REP : l’Europe face aux effets de ses règles environnementales sur les petites entreprises

Alors que, dans le cadre de sa loi anti-fast fashion, la France vient d’étendre l’obligation d’avoir un mandataire aux producteurs étrangers, une pétition dénonce le poids des obligations liées à la REP pour les microentreprises qui vendent dans plusieurs pays européens. De son côté, Bruxelles cherche justement à alléger cette contrainte.

Comme expliqué dans un précédent article, l'article 5 de la loi anti-fast fashion prévoit qu’une entreprise non établie en France et soumise à une filière REP française doit désigner un mandataire établi en France. Cette disposition n'est pas limitée à la mode ultra-express. Elle s'insère dans le régime général de la REP.

De fait, une loi pensée pour lutter contre la mode ultra-express introduit une contrainte qui dépasse sa cible initiale et va particulièrement peser sur les petites entreprises.

Une REP européenne, mais des obligations pays par pays

Le principe pollueur-payeur est européen, mais les systèmes REP sont organisés et administrés au niveau national.

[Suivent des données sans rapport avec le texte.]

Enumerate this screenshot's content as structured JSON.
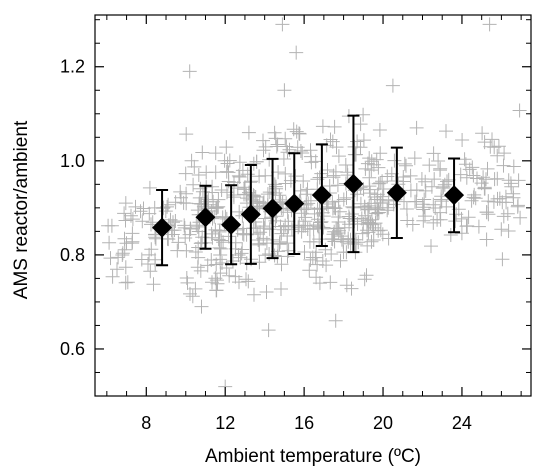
{
  "chart_data": {
    "type": "scatter",
    "xlabel": "Ambient temperature (ºC)",
    "ylabel": "AMS reactor/ambient",
    "xlim": [
      5.4,
      27.5
    ],
    "ylim": [
      0.5,
      1.31
    ],
    "x_ticks": [
      8,
      12,
      16,
      20,
      24
    ],
    "x_tick_labels": [
      "8",
      "12",
      "16",
      "20",
      "24"
    ],
    "y_ticks": [
      0.6,
      0.8,
      1.0,
      1.2
    ],
    "y_tick_labels": [
      "0.6",
      "0.8",
      "1.0",
      "1.2"
    ],
    "grid": false,
    "series": [
      {
        "marker": "plus",
        "color": "#b3b3b3",
        "approx_point_count": 650,
        "x_range": [
          5.8,
          27.2
        ],
        "y_range": [
          0.52,
          1.29
        ],
        "outliers": [
          {
            "x": 10.2,
            "y": 1.19
          },
          {
            "x": 13.2,
            "y": 1.06
          },
          {
            "x": 14.9,
            "y": 1.29
          },
          {
            "x": 15.6,
            "y": 1.23
          },
          {
            "x": 15.0,
            "y": 1.15
          },
          {
            "x": 21.7,
            "y": 1.07
          },
          {
            "x": 20.5,
            "y": 1.16
          },
          {
            "x": 25.4,
            "y": 1.29
          },
          {
            "x": 14.2,
            "y": 0.64
          },
          {
            "x": 12.0,
            "y": 0.52
          },
          {
            "x": 17.6,
            "y": 0.66
          },
          {
            "x": 16.8,
            "y": 0.74
          },
          {
            "x": 10.8,
            "y": 0.69
          },
          {
            "x": 26.6,
            "y": 0.93
          }
        ]
      },
      {
        "marker": "diamond",
        "color": "#000000",
        "x": [
          8.8,
          11.0,
          12.3,
          13.3,
          14.4,
          15.5,
          16.9,
          18.5,
          20.7,
          23.6
        ],
        "y": [
          0.858,
          0.88,
          0.864,
          0.886,
          0.899,
          0.909,
          0.927,
          0.951,
          0.932,
          0.927
        ],
        "err_low": [
          0.778,
          0.813,
          0.78,
          0.781,
          0.793,
          0.802,
          0.819,
          0.806,
          0.836,
          0.848
        ],
        "err_high": [
          0.938,
          0.947,
          0.948,
          0.991,
          1.004,
          1.016,
          1.035,
          1.096,
          1.028,
          1.005
        ]
      }
    ]
  }
}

Une marque qui vend dans plusieurs États membres peut donc être confrontée à plusieurs registres, éco-organismes, déclarations et contributions.

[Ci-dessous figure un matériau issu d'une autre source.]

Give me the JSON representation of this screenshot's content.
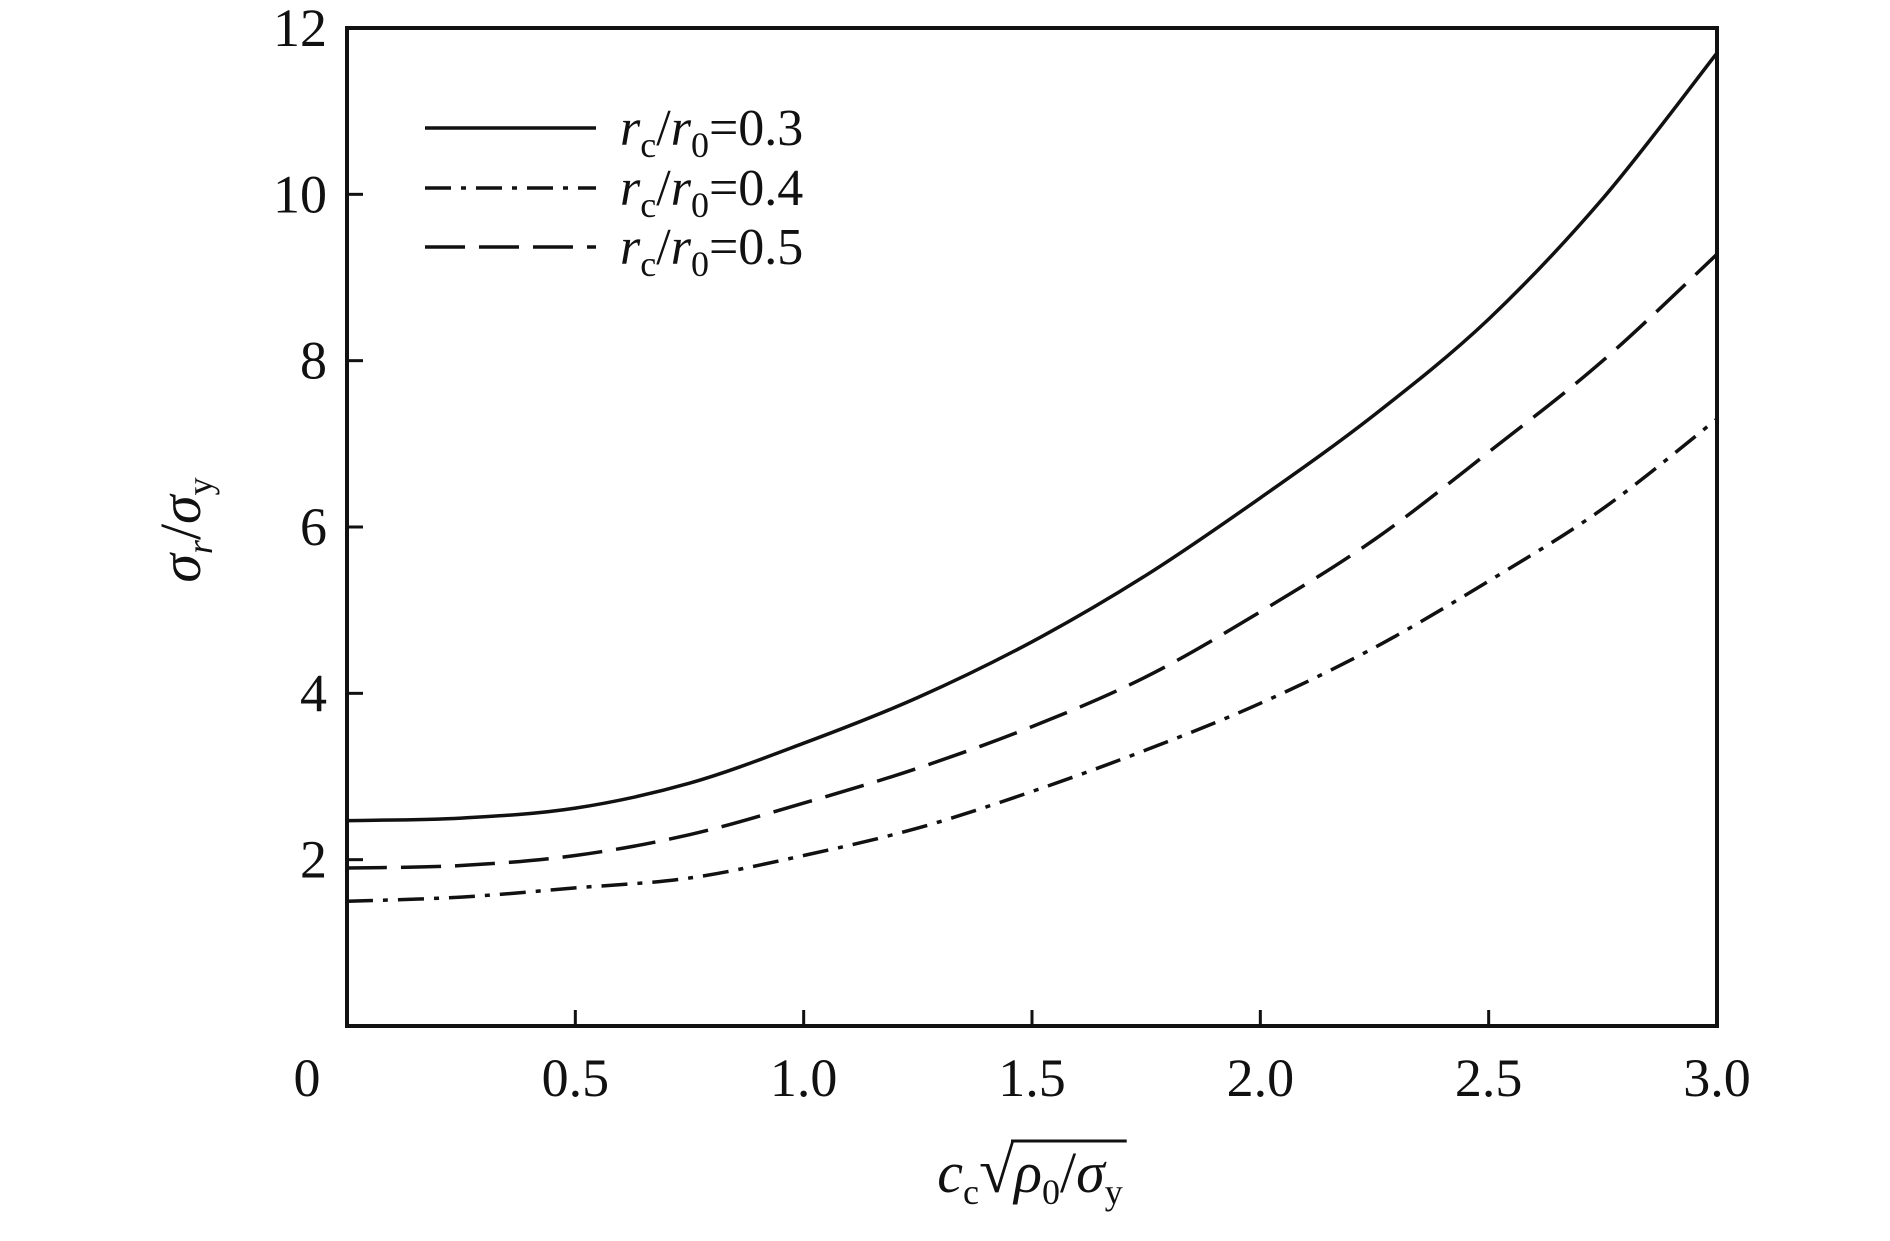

Concrètement, cela signifie que pour vendre dans plusieurs pays de l’Union européenne, une marque française va devoir multiplier les démarches : s'enregistrer dans les pays concernés, déclarer les quantités mises sur le marché, acquitter les contributions REP correspondantes et, lorsque la réglementation l'impose, désigner un représentant/mandataire dans le pays.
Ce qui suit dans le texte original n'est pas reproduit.